Disney just had its worst day in a year and a half
CNN
Disney managed a rare feat for a legacy media company: Its streaming service actually turned a profit — with some caveats. But Wall Street still wasn’t satisfied, sending shares down more than 9%. It was Disney’s worst stock trading day in 18 months.
Disney managed a rare feat for a legacy media company: Its streaming service actually turned a profit — with some caveats. But Wall Street still wasn’t satisfied, sending shares down more than 9%. It was Disney’s worst stock trading day in 18 months. See here: Disney (DIS), fresh off its victory in a bruising (and stupidly expensive) boardroom proxy battle last month, for the first time ever squeezed some profit out of Disney+ and Hulu, to the tune of $47 million. But Disney’s other streaming property, ESPN+, continued to shed subscribers and hemorrhage cash, bringing the combined streaming loss to $18 million. That’s a lot of money, but it is a pretty huge improvement over the $659 million loss the collective streaming business reported in the same period a year ago.
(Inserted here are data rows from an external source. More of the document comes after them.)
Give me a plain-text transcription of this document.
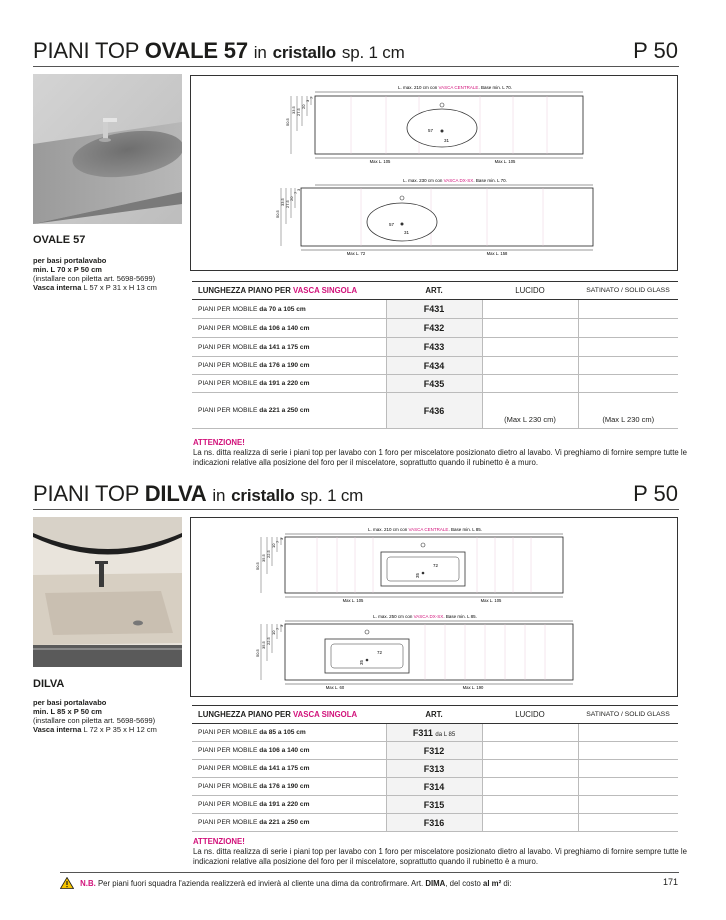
PIANI TOP OVALE 57 in cristallo sp. 1 cm	P 50
OVALE 57
per basi portalavabo
min. L 70 x P 50 cm
(installare con piletta art. 5698-5699)
Vasca interna L 57 x P 31 x H 13 cm
L. max. 210 cm con VASCA CENTRALE. Base min. L 70.
57
31
Max L. 105	Max L. 105
50.5
33.5 27.5
20
3
7
L. max. 230 cm con VASCA DX-SX. Base min. L 70.
57
31
Max L. 72	Max L. 158
50.5
33.5 27.5
20
7
3
LUNGHEZZA PIANO PER VASCA SINGOLA	ART.	LUCIDO	SATINATO / SOLID GLASS
PIANI PER MOBILE da 70 a 105 cm	F431		
PIANI PER MOBILE da 106 a 140 cm	F432		
PIANI PER MOBILE da 141 a 175 cm	F433		
PIANI PER MOBILE da 176 a 190 cm	F434		
PIANI PER MOBILE da 191 a 220 cm	F435		
PIANI PER MOBILE da 221 a 250 cm	F436	(Max L 230 cm)	(Max L 230 cm)
ATTENZIONE!
La ns. ditta realizza di serie i piani top per lavabo con 1 foro per miscelatore posizionato dietro al lavabo. Vi preghiamo di fornire sempre tutte le indicazioni relative alla posizione del foro per il miscelatore, soprattutto quando il rubinetto è a muro.
PIANI TOP DILVA in cristallo sp. 1 cm	P 50
DILVA
per basi portalavabo
min. L 85 x P 50 cm
(installare con piletta art. 5698-5699)
Vasca interna L 72 x P 35 x H 12 cm
L. max. 210 cm con VASCA CENTRALE. Base min. L 85.
72
35
Max L. 105	Max L. 105
50.5
35.5
22.5
10
7
3
L. max. 250 cm con VASCA DX-SX. Base min. L 85.
72
35
Max L. 60	Max L. 190
50.5
35.5
22.5
10
7
3
LUNGHEZZA PIANO PER VASCA SINGOLA	ART.	LUCIDO	SATINATO / SOLID GLASS
PIANI PER MOBILE da 85 a 105 cm	F311 da L 85		
PIANI PER MOBILE da 106 a 140 cm	F312		
PIANI PER MOBILE da 141 a 175 cm	F313		
PIANI PER MOBILE da 176 a 190 cm	F314		
PIANI PER MOBILE da 191 a 220 cm	F315		
PIANI PER MOBILE da 221 a 250 cm	F316		
ATTENZIONE!
La ns. ditta realizza di serie i piani top per lavabo con 1 foro per miscelatore posizionato dietro al lavabo. Vi preghiamo di fornire sempre tutte le indicazioni relative alla posizione del foro per il miscelatore, soprattutto quando il rubinetto è a muro.
N.B. Per piani fuori squadra l'azienda realizzerà ed invierà al cliente una dima da controfirmare. Art. DIMA, del costo al m² di:	171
Wall Street is always looking ahead to future growth, of course, so it was the projected slowdown next quarter that had investors in a tizzy. “In my view, they delivered some pretty good results,” Paul Verna, a principal analyst at eMarketer, told me. “What the Street seems to be reacting to is the guidance for some softness in entertainment streaming next quarter.” Disney said it still expects for the combined streaming business to achieve profitability by the end of its fiscal year, in September.